Watching a child grow from infancy to adulthood, one sees how repetition plays a crucial role in our ability to learn. We also measure a person’s IQ by their ability to recall obscure facts accurately and swiftly. We can drive a car, surf the internet, and cook a meal, because we have memories etched in our minds that give us a foundation with which to make appropriate decisions. Virtually every thought, every emotion, every instinct we have is the result of processing memories. Without memories, we are an empty vessel.

Chemicals called neurotransmitters control whether we are asleep or awake by acting on different groups of neurons within the brain. Ongoing research is finding that sleep plays a vital role in reinforcing the neurological pathways of a memory by replaying events in the form of dreams. A study using rats showed that certain nerve-signaling patterns, which the rats generated during the day, were repeated during deep sleep. This pattern repetition encodes memories and improves learning.

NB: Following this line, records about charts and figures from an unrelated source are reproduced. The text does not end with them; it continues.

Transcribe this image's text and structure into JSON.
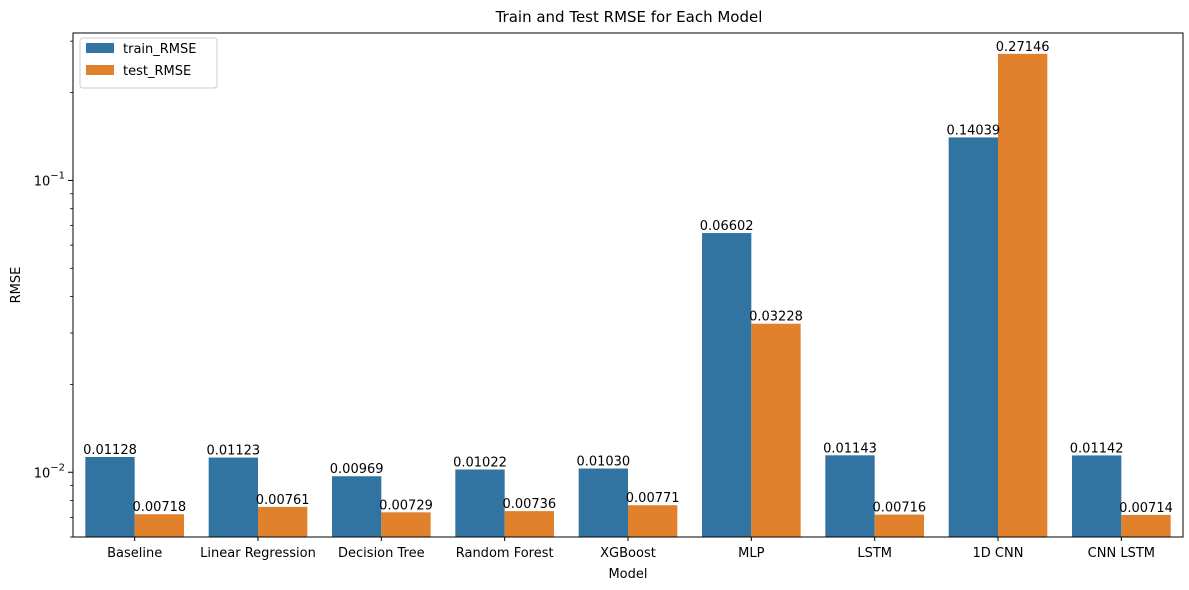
{
  "chart_data": {
    "type": "bar",
    "title": "Train and Test RMSE for Each Model",
    "xlabel": "Model",
    "ylabel": "RMSE",
    "yscale": "log",
    "ylim": [
      0.006,
      0.32
    ],
    "y_major_ticks": [
      {
        "value": 0.01,
        "base": "10",
        "exp": "−2"
      },
      {
        "value": 0.1,
        "base": "10",
        "exp": "−1"
      }
    ],
    "y_minor_ticks": [
      0.006,
      0.007,
      0.008,
      0.009,
      0.02,
      0.03,
      0.04,
      0.05,
      0.06,
      0.07,
      0.08,
      0.09,
      0.2,
      0.3
    ],
    "legend_position": "top-left",
    "categories": [
      "Baseline",
      "Linear Regression",
      "Decision Tree",
      "Random Forest",
      "XGBoost",
      "MLP",
      "LSTM",
      "1D CNN",
      "CNN LSTM"
    ],
    "series": [
      {
        "name": "train_RMSE",
        "color": "#3274a1",
        "values": [
          0.01128,
          0.01123,
          0.00969,
          0.01022,
          0.0103,
          0.06602,
          0.01143,
          0.14039,
          0.01142
        ],
        "labels": [
          "0.01128",
          "0.01123",
          "0.00969",
          "0.01022",
          "0.01030",
          "0.06602",
          "0.01143",
          "0.14039",
          "0.01142"
        ]
      },
      {
        "name": "test_RMSE",
        "color": "#e1812c",
        "values": [
          0.00718,
          0.00761,
          0.00729,
          0.00736,
          0.00771,
          0.03228,
          0.00716,
          0.27146,
          0.00714
        ],
        "labels": [
          "0.00718",
          "0.00761",
          "0.00729",
          "0.00736",
          "0.00771",
          "0.03228",
          "0.00716",
          "0.27146",
          "0.00714"
        ]
      }
    ]
  }
}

One way to see what sleep does for us is to take it away and note what happens. Sleep deprivation studies of adults over the last century missed finding the cumulative deficits observed when sleep was restricted to daily dosages below eight hours. These earlier studies failed to control a host of confounding variables, perpetuating the belief that humans do not need eight hours of sleep each day.

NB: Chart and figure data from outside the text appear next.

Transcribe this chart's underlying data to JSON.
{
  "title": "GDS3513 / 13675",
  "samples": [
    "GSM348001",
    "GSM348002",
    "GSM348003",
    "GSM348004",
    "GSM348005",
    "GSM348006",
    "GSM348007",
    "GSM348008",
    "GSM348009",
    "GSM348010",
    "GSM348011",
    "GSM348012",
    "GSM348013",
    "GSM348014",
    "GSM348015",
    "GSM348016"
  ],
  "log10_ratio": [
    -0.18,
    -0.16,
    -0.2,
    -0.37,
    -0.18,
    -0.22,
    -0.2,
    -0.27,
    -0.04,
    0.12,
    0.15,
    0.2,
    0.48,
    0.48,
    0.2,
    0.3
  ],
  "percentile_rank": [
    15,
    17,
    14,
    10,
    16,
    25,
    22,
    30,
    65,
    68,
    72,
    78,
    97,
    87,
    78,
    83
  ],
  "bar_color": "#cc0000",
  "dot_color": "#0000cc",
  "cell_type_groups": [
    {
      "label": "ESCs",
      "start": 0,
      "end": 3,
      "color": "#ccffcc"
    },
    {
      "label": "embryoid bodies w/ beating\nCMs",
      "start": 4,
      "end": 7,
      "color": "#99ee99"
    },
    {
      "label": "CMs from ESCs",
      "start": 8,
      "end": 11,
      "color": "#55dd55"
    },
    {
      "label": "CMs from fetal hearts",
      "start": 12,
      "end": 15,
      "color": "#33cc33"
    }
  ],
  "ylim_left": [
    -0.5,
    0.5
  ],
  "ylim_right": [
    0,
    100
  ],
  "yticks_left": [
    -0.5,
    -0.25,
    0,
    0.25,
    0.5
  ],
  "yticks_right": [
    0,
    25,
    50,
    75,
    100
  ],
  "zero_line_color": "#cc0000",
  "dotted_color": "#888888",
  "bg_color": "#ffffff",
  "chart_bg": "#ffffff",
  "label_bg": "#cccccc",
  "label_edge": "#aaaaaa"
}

In August 2002, a study on sleep depravation was published in Neurology Reviews that exploded that myth. Conducted by Dr. David Dinges, a Professor at the University of Pennsylvania School of Medicine, the ongoing study adds hundreds of experiments each year where subjects agree to remain isolated from the outside world for as long as 20 days in an environment where all the normal ways we tell time have been removed. All outside light was eliminated, every clock, radio, computer, and television taken away, the subjects are not allowed visitors or even telephone conversations. These people were completely isolated and continuously monitored. What they discovered was that sleep loss is cumulative and adversely affects our memory’s recall speed and accuracy.

Every animal that ever existed on Earth did so because their memories gave them a survival advantage. They recognized (another term that describes memory recall) the rustle in the grass as danger and fled or they died. In this way, evolution selected for those with good memories and the ability to recall them quickly. This process has continued for hundreds of millions of years resulting in us.

However, our species has something that most others lack: imagination. To put it into the context of this article, imagination is our ability to create memories of objects or abstract ideas without actual input from our sensory organs. Imagination is one of the main things we, as human beings, do with memories.

Imagination is the ability to envision some future event that has not yet happened or may never happen. As a science fiction writer, imagination, or as some put it, the creative juices, intrigues me. How is it that I can envision a future that has never existed? Are there other species with this ability? A study by researchers at Washington University in St. Louis concluded that memory and future thought are highly interrelated. They go on to explain why future thought is impossible without memories. However, I suspect the extreme nature of human imagination is unique to our species.

In the coming decades, as Sam Harris and other scientists ferret out every nuance within our brains, I believe they will find that not only is memory at the heart of all we do, it is who we are. Our personality, what spiritual people call a soul, is simply the endless processing of memories. It starts while we are still in the womb and continues nonstop to our final breath. So make good memories, for they are the key to happiness.